An Analytical Framework for Imposition of a Rigid Immersed Surface on the Incompressible Navier--Stokes Equations

TL;DR

This paper introduces a novel analytical framework that reformulates the incompressible Navier-Stokes equations using time dilation to precisely impose rigid solid boundaries, demonstrated through exact solutions of classical flows.

Contribution

It develops a modified Navier-Stokes formulation with penalization terms enabling exact modeling of rigid bodies within fluid flows.

Findings

Modified equations satisfy key physical boundary conditions.

Exact solutions for classical flows with embedded rigid bodies.
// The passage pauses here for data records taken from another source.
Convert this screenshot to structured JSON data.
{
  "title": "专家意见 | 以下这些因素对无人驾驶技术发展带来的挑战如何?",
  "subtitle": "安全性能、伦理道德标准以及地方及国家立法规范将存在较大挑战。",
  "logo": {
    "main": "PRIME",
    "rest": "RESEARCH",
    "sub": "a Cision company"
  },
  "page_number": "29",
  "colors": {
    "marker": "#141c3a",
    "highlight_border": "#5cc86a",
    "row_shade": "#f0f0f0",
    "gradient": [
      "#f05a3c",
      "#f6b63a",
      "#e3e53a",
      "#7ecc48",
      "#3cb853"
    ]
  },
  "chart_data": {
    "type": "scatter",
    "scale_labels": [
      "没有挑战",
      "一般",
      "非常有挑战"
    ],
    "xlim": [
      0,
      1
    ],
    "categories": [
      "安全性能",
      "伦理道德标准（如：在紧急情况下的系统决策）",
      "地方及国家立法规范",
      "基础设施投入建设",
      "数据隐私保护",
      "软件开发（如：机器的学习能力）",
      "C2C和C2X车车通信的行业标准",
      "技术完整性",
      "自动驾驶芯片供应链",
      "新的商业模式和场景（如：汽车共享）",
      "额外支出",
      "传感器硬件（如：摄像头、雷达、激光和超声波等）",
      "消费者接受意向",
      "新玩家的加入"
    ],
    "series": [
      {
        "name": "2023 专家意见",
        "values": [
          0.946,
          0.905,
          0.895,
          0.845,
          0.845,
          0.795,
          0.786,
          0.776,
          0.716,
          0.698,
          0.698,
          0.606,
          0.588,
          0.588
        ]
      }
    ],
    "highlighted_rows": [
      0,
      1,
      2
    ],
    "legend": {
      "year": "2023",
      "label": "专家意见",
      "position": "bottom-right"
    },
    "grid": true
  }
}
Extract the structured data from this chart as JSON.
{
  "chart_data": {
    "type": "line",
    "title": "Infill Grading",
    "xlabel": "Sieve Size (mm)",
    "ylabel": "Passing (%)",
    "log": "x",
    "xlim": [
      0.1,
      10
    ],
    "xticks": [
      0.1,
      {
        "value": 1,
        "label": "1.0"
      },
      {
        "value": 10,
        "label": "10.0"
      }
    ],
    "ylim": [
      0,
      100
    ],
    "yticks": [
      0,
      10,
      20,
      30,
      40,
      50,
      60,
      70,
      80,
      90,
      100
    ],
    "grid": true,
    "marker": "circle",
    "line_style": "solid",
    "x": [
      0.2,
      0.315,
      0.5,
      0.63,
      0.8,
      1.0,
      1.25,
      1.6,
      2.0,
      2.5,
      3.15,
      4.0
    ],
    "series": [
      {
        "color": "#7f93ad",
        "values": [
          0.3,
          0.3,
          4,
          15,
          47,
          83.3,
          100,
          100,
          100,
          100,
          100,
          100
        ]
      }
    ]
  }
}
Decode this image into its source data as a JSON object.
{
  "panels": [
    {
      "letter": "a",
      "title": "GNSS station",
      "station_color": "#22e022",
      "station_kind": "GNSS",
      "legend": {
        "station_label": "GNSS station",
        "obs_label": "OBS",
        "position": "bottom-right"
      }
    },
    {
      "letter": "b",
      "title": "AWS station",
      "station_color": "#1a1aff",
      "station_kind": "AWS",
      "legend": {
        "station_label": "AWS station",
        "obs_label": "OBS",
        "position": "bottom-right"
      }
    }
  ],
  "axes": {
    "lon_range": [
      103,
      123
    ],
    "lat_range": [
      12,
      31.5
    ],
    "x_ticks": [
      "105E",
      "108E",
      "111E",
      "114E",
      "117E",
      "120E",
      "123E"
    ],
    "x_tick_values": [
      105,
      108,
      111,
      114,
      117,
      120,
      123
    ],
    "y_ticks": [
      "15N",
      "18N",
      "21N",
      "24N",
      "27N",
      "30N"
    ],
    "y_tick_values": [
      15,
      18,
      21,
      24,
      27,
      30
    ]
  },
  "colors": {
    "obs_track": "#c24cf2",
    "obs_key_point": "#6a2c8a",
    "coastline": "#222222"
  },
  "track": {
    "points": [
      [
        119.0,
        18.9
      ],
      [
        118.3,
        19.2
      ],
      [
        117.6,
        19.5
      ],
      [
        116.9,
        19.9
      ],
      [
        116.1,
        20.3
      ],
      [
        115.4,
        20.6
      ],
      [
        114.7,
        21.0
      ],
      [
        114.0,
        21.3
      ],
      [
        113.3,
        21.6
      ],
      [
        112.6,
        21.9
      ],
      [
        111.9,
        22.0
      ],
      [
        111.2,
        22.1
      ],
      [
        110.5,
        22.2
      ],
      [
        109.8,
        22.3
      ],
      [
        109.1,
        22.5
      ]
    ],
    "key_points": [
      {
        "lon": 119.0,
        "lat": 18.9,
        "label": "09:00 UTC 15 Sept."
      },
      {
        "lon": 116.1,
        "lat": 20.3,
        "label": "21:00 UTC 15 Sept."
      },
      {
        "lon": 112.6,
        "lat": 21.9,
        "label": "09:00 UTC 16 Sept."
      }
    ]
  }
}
Framework effectively models solid-fluid interactions.

Abstract

The incompressible Navier-Stokes equations are re-formulated to involve an arbitrary time dilation; and in this manner, the modified Navier-Stokes equations are obtained which have some penalization terms in the right hand side. Then, the solid rigid bodies are modeled as the regions where time is dilated infinitely. The physical and mathematical properties of the modified equations and the penalization terms are investigated, and it is shown that the modified equations satisfy the no-slip, no-diffusion, no-advection, and no-pressure coupling conditions. The modified equations can be used in exact imposition of the solid rigid bodies on the incompressible Navier-Stokes equations. To show the capability of the modified equations, three classical exact solutions of the Navier-Stokes equations, that is, the Stokes first problem, the plane stagnation point flow, and the stokes flow over a sphere are re-solved exactly, this time in the presence of a solid region.